Ammettiamo che ci sia stato qualcuno che ha accumulato poche esperienze e tutto sommato poco frustranti o che magari ne ha accumulate molte e deludenti ma è animato da un entusiasmo indomabile, in casi del genere la decisione di dire “Basta!” può non maturare affatto e, almeno in teoria, la ricerca di un compagno potrebbe andare avanti senza limiti di tempo. Ma il passare del tempo crea trasformazioni sia fisiologiche che psicologiche così profonde che molte delle motivazioni di fondo che erano state alla base della ricerca di un compagno negli anni giovanili e anche nella maturità, vengono meno di fatto per effetto del solo trascorrere del tempo. La libido sessuale non è più quella della gioventù, il desiderio di novità è nettamente ridimensionato, la salute comincia non è più un fatto scontato e ogni cambiamento nei ritmi di vita diventa problematico. In buona sostanza i problemi della vita di coppia, sulla bilancia del singolo individuo, finiscono prevalere sui possibili vantaggi. In questo modo la vita di coppia perde il suo fascino e la solitudine diventa, per qualche altro anno, il surrogato più accessibile della beatitudine. Tutto ciò ovviamente dura fin quando la solitudine resta di fatto un’ipotesi gestibile, cioè fin quando dura l’autonomia fisica individuale.
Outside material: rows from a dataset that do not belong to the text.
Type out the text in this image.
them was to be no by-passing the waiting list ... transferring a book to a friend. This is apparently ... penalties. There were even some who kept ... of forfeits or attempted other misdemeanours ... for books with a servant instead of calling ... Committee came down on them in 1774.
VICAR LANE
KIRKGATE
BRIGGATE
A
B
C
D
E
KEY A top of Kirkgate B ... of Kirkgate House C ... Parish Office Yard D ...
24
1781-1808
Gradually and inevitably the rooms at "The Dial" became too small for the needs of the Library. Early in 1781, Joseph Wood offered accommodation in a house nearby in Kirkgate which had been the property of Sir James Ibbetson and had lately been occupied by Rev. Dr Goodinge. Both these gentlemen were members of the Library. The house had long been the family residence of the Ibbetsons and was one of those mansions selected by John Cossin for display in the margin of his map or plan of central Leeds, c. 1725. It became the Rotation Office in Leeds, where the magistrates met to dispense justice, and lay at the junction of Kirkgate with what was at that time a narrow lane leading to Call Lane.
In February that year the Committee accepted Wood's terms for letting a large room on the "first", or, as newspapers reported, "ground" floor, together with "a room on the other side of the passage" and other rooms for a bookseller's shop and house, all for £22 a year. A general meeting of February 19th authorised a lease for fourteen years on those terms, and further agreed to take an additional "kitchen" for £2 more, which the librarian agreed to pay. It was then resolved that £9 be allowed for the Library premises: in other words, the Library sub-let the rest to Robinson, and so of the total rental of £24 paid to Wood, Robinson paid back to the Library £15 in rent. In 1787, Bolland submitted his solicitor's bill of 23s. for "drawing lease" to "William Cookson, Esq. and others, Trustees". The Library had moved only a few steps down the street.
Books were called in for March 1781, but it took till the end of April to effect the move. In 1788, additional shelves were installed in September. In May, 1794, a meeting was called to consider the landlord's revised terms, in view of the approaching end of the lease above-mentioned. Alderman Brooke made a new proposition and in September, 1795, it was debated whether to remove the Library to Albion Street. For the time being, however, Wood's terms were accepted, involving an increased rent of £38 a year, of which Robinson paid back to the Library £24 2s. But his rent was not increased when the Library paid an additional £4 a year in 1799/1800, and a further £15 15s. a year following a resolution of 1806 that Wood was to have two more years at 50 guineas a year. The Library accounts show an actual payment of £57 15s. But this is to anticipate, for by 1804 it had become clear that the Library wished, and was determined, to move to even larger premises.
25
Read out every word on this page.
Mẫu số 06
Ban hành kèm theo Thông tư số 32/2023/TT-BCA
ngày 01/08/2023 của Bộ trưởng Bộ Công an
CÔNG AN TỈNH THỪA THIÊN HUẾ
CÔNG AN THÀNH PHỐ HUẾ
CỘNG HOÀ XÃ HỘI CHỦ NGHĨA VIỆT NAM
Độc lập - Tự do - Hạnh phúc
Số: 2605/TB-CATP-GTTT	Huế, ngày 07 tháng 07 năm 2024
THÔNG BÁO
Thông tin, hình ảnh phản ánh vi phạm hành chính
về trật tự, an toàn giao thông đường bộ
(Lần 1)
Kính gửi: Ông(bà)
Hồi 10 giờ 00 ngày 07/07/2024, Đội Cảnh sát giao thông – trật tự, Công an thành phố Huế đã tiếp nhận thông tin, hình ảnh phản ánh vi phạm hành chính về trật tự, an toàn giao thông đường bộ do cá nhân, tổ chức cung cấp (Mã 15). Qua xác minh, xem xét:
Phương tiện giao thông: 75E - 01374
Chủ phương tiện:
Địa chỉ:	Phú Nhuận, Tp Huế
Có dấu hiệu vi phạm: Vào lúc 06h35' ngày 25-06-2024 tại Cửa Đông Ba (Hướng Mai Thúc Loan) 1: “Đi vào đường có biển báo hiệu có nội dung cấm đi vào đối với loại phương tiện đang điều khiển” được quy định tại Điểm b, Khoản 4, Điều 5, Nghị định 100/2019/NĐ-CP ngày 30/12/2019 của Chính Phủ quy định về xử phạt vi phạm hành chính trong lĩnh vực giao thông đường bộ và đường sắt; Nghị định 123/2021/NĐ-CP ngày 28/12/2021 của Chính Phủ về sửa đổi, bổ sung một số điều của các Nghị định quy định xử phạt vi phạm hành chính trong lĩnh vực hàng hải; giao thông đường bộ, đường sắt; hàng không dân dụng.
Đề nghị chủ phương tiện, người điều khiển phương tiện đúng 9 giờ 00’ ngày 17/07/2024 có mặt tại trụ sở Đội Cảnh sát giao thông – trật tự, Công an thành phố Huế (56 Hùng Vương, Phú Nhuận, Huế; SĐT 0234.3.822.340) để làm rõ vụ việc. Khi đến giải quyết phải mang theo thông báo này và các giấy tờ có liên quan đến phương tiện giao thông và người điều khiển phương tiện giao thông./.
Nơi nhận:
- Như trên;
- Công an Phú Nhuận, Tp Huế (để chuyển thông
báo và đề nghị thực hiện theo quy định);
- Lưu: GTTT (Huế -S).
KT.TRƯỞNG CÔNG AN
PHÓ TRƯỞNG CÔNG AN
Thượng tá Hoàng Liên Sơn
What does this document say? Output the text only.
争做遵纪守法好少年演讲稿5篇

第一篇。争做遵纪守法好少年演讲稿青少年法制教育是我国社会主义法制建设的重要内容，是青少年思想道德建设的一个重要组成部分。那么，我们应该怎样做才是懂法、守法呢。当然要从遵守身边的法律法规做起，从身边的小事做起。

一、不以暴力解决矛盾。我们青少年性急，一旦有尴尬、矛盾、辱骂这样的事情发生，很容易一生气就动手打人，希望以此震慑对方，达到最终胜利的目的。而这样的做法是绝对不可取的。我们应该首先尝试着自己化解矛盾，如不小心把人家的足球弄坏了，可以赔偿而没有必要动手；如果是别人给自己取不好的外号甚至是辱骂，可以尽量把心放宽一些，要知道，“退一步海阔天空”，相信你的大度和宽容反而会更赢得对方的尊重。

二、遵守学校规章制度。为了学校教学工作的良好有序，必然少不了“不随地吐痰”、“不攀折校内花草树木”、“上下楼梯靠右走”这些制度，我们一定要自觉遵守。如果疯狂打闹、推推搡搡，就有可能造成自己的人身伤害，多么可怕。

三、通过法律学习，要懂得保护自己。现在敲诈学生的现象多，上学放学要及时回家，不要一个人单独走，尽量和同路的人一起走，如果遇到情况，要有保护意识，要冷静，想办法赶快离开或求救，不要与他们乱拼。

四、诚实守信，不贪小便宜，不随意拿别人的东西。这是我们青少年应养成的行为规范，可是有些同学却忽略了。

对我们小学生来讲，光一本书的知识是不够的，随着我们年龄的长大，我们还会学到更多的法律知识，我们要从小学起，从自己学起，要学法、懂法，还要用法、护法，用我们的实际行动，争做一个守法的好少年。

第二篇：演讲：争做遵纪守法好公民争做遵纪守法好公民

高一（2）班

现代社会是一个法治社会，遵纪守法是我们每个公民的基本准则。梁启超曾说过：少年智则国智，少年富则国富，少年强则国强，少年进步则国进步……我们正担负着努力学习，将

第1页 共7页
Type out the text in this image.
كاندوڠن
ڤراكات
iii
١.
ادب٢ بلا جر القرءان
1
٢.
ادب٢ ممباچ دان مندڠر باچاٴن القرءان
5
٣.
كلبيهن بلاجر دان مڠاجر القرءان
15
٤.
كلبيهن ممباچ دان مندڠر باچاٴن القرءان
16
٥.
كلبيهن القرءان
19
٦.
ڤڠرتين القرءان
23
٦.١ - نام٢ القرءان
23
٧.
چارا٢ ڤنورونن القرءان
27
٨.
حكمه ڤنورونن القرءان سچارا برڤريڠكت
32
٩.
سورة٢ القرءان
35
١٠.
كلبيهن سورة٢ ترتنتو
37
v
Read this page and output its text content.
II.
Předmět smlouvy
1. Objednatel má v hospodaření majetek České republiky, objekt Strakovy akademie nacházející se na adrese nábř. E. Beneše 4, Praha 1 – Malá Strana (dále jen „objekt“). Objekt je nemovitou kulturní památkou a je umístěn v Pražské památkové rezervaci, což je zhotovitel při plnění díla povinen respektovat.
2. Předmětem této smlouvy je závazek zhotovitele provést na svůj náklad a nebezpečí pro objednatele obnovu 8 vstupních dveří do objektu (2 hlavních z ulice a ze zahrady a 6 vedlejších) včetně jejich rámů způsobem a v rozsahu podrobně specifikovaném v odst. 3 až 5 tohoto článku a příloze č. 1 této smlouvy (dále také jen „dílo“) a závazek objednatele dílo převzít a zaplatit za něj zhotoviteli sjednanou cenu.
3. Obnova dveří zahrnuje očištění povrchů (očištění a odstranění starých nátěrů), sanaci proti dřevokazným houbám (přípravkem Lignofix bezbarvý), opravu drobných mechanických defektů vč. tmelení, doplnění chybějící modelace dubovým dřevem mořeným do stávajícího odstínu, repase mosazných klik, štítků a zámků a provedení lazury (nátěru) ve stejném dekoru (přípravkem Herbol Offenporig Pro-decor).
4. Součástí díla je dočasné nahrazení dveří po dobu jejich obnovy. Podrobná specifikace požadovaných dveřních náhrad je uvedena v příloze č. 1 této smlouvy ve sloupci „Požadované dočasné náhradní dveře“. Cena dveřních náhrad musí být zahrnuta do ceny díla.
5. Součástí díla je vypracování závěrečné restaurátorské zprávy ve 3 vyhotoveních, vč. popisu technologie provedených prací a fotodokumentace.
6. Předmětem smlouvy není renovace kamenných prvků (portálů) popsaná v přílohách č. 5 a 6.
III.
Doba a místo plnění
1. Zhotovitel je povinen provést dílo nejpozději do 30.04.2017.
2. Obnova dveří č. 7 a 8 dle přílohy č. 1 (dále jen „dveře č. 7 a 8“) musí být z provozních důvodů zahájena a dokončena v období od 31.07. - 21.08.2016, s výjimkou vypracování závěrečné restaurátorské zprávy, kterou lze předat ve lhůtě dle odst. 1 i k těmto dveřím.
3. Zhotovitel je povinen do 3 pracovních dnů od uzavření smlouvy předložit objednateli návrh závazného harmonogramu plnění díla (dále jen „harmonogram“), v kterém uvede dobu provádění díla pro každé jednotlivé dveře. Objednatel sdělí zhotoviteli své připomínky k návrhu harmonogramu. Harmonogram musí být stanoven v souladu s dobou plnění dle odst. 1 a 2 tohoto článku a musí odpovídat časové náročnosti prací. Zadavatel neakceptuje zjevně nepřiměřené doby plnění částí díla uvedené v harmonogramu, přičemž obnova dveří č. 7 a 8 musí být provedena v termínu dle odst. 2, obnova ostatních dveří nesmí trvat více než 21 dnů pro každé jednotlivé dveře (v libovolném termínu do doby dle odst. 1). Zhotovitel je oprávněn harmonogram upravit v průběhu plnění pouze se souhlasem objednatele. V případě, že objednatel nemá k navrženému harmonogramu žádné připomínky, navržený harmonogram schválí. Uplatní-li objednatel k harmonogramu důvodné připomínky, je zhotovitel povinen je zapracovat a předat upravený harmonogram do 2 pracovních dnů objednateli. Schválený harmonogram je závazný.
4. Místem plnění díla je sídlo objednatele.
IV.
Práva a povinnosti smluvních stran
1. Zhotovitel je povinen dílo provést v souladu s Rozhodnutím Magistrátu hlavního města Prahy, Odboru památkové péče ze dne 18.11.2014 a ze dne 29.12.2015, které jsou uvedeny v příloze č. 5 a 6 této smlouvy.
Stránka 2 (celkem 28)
Vorrei chiudere queste riflessioni con un brano di una mail che ho ricevuto una decina di giorni fa da un ragazzo trentaduenne, che può far luce su un modo di affrontare la ricerca di un compagno che oggi, va sempre più diffondendosi.

“ … Ho avuto tanti ragazzi, erano bravi ragazzi, ma non ero innamorato di loro, con alcuni di loro ho provato a costruire qualcosa, ma quando manca la spinta di fondo c’è poco da fare, alla fine non puoi costruire niente. Mi sono innamorato di alcuni ragazzi ma a loro non importava niente di me. Ho avuto un ragazzo dignitoso col quale non stavo male, anche se non stavo bene veramente, con lui, forse, avrei potuto costruire qualcosa, ma aveva paura di tutto, era ipocondriaco, aveva perfino paura di toccami, alla fine ha preferito andarsene che superare le sue paure. Alla fine di tutte queste storie che c’è rimasto? Ho perso anni e anni della mia vita e ho capito che forse alla fine stare soli non è la soluzione peggiore e poi, io non sono solo, non ho un ragazzo ma ho tanti amici, ho un lavoro che non è un gran che ma almeno mi lascia tranquillo da quel punto vi vista. Non so se ci sarà mai un ragazzo per me, ma sono stanco di pensare a queste cose se quel ragazzo arriverà allora ci penserò, ma per me il tempo delle chat e dei siti di incontri è proprio finito.”

T4O
Messaggi: 34
Iscritto il: giovedì 2 aprile 2020, 11:21

Re: GAY E TEMPO

Messaggio da T4O » mercoledì 20 maggio 2020, 20:09

L'amore non ha età.

Per il resto: wow!
rispetto massimo.
ogni giorno qualcosa di bello ti è già successo e qualcosa di bello ti accadrà ancora.